On the downside, it’s shape required the player’s hands to be in, as IGN called it, “an uncomfortable parallel position.” Game Informer also described the controller as being “lame.”
But, on the inventive side, the controller also used a storage device called the “Visual Memory Unit” or VMU. The VMU was another aspect of the Dreamcast that was ahead of its time. Its LED screen could be used to display game information, it had some small buttons to be used as a very minimal handheld gaming device, and could even connect to some Sega arcade machines.
Developers found so many uses for the VMU that eventually engineers added a second VMU slot to the controller, and it was used for vibration packs that would provide tangible feedback from the game.
Seaman on Dreamcast
Seaman was the Dreamcast’s first real hit in Japan, and was a game unlike any that would be developed today.
One could almost consider Seaman to be a successor to the popular Tamagotchi toy. There is a limited number of things to do – the player’s only mission is to feed and care for their Seaman, which is effectively a carp with a human face and an incredible repository of trivia.
Some more fun facts about Seaman: it is one of the only games to utilize the Dreamcast’s microphone, it was listed by Game Informer in 2008 as being one of the “top ten weirdest of all time,” and in the English version, the Seaman is voiced by Leonard Nimoy!
Sonic Adventure on Dreamcast
Sonic Adventure was supposed to have been the “centerpiece” of the Dreamcast launch. Even though its release was delayed, it still became the Dreamcast’s most popular game, selling 2.5 million copies.

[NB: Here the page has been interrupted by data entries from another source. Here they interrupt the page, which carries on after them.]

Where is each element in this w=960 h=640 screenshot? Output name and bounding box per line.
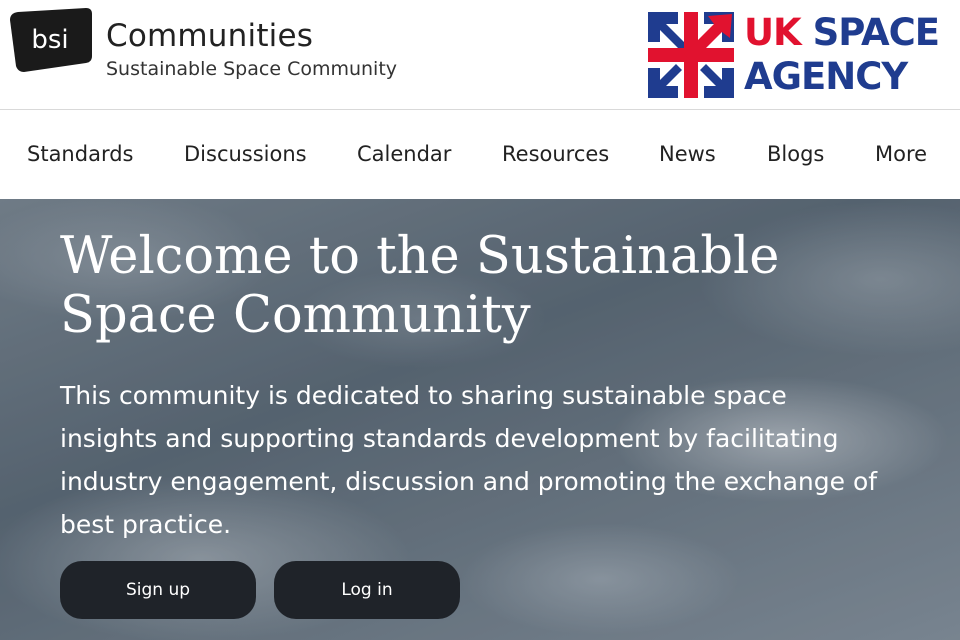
uk-space-agency-line1: UK SPACE <box>744 11 940 54</box>
nav-item-calendar[interactable]: Calendar <box>357 142 451 166</box>
uk-space-agency-uk: UK <box>744 11 802 54</box>
nav-item-blogs[interactable]: Blogs <box>767 142 824 166</box>
uk-space-agency-space: SPACE <box>812 11 940 54</box>
uk-space-agency-line2: AGENCY <box>744 55 908 98</box>
bsi-logo-text: bsi <box>31 25 68 55</box>
hero-title: Welcome to the Sustainable Space Communi… <box>60 227 780 345</box>
site-subtitle: Sustainable Space Community <box>106 58 398 80</box>
log-in-button[interactable]: Log in <box>274 561 460 619</box>
hero-description: This community is dedicated to sharing s… <box>60 381 878 539</box>
bsi-logo[interactable]: bsi <box>10 8 94 72</box>
nav-item-standards[interactable]: Standards <box>27 142 133 166</box>
nav-item-resources[interactable]: Resources <box>502 142 609 166</box>
site-title[interactable]: Communities <box>106 18 313 54</box>
main-nav: Standards Discussions Calendar Resources… <box>0 111 960 199</box>
uk-space-agency-logo[interactable]: UK SPACE AGENCY <box>648 12 948 98</box>
nav-item-news[interactable]: News <box>659 142 716 166</box>
union-flag-arrow-icon <box>648 12 734 98</box>
hero-banner: Welcome to the Sustainable Space Communi… <box>0 199 960 640</box>
nav-item-more[interactable]: More <box>875 142 927 166</box>
sign-up-button[interactable]: Sign up <box>60 561 256 619</box>
site-header: bsi Communities Sustainable Space Commun… <box>0 0 960 110</box>
nav-item-discussions[interactable]: Discussions <box>184 142 307 166</box>
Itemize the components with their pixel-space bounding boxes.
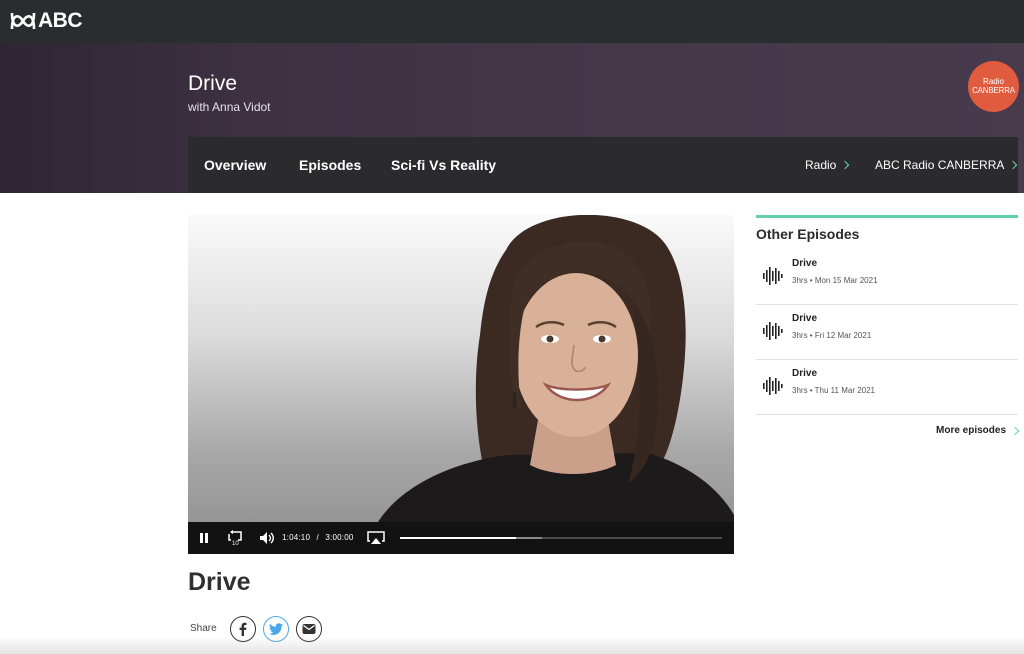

Particularly notable for being the first Sonic to be a fully 3D platforming game, Sonic Adventure did receive some criticism for erratic camera angles and other technical glitches.
But it became popular because of its “luscious” visuals and iconic settings, like when Sonic runs down the side of a skyscraper. It was also well known for its multiple storylines and varying forms in which to play.
The demise of the Sega Dreamcast is still cause for woe in the gaming community. Short lived as a console and with an innovative library of games, it has achieved true cult status among those who know it.
But, even though it wasn’t appreciated enough in its time, it at least goes acknowledged now. Eurogamer mentioned that “nothing builds a cult like a tragic demise.” And true to form, the Dreamcast on many “best of” lists. IGN called it the eighth greatest video game console of all time in 2009, and in 2013, Edge said it was the tenth best console of the last twenty years.
So truly, despite the sad story of the Dreamcast’s initial life, it will live on forever in the gaming world’s heart.